Our society trivializes job loss and they "fire at will" and "fire at random" and a job loss is absolutely devastating. Society is simply supposed to provide economic well being and quality of life to the people and this society acts like jobs are some sort of side effect, after thought, which is should be the #1 primary objective of corporations, businesses, government, policy makers, politicians, economists, legislators.

Cultural aspect too (e.g., Japan, USA)

In some countries those who aren't kicking ass and taking names (in so many words) are viewed as failures. In Japan, 57% of suicides were by unemployed. In Japan, it's viewed as a way to get rid of shame. In the US, it's always been the Protestant work ethic ideal. If you worked hard and were successful, that was basically validation that you were a good person/American. If you were unemployed or struggling, you were in so many words, a "loser." Of course that's completely messed up considering reality and the fact that many, many making the hiring/firing decisions are anything but hardworking or brilliant, but that national psyche is too far ingrained over many years. So the people struggling may even understand and accept it's not their fault, but too many other people still with jobs are quick to blame the victim so that they can somehow feel that they will never suffer the same unemployment or struggles. It's also the Horatio Alger lessons, Manifest Destiny, crush all those who get in your way or be a loser mentality still lingering out there (e.g., the snakeoil salesmanship of Trump still celebrated on TV and by some politicians).

So people who feel truly depressed because of the lack of a good job are not only punished once for being unemployed, but also a second time because in America feelings like that are only by those with "mental illness." Of course comparing suicide rates across the globe, including Japan, Sweden, Russia, and other countries for comparison and analysis show that suicides cannot be so quickly dismissed and public authorities shouldn't be so flippant about saying they are all caused by mental problems. Otherwise there would be no correlation between national economic problems and the suicide rates.

One cannot "look down" at the entire country

I don't know the percentages of U.S. workers who have been fired at least once, but the attitudes today I would suspect it is extremely high, over 50%. To make matters worse, we have corporate attitudes of "only apply if you have a job" and literally I saw "PhD required, only those with PhDs awarded in the last 2-3 years will be considered" as a job requirement. We have brazen discriminatory ads all over the place and the EEOC is crippled, doesn't do jack about any of this. That's in part this administration and the DOL's fault for not enforcing the existing laws.

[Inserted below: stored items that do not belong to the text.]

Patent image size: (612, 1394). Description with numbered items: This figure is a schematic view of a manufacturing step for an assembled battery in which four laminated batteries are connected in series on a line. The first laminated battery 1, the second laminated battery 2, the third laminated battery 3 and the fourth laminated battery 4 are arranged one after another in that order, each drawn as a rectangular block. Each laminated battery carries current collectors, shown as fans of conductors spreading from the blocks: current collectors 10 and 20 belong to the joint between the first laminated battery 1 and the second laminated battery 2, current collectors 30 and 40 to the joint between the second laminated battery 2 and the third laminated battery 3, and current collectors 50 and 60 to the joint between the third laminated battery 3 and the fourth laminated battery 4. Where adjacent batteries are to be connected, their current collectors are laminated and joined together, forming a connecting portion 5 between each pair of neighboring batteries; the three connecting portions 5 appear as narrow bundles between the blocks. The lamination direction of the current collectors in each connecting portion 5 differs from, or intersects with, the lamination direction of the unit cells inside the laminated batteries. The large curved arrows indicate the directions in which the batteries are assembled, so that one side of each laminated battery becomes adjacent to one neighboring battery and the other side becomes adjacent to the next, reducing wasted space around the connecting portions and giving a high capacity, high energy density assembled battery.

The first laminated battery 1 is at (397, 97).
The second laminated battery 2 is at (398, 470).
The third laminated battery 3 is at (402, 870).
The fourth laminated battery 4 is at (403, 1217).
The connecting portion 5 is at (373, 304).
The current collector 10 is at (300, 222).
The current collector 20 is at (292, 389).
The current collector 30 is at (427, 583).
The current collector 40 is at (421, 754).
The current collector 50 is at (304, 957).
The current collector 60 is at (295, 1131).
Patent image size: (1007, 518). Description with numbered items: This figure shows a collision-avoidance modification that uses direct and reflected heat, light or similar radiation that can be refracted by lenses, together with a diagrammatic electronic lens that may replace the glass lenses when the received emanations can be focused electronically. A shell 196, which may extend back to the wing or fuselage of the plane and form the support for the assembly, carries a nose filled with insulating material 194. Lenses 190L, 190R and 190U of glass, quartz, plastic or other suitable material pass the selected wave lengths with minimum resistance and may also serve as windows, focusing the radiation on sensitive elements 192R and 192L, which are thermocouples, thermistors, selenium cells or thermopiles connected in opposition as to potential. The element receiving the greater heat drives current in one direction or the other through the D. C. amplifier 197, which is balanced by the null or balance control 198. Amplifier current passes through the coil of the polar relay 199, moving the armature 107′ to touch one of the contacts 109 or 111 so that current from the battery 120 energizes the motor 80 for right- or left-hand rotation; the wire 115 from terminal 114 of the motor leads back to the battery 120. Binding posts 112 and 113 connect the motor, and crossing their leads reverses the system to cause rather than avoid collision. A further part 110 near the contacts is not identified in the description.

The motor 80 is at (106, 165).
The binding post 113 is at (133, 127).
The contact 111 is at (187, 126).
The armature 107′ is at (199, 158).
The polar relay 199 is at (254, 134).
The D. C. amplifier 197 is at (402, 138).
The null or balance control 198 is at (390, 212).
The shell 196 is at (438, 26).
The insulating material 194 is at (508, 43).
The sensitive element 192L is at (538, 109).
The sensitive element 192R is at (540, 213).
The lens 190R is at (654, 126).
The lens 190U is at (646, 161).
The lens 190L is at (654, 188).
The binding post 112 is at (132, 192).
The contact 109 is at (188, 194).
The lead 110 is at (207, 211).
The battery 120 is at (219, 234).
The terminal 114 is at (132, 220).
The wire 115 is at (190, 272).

Right, the U.S. jobs market is officially insane and really abusive. Beyond the emptiness of realty TV, all of those "Survivor" shows and "competition" shows I think are doing America a huge disservice. It's one big rejection game as if only "one" can "win" and work has now become who will be voted off the Island.

That's just opposite of what one needs to build up a solid workforce or staff for a business. It's all team and turning it into a "only 1 winner" game show ruins trust to be a team.

Cultural differences or not, the deep emotional pain and scars one will leave on one's loved ones lasts for life, never mind the horrific tragedy.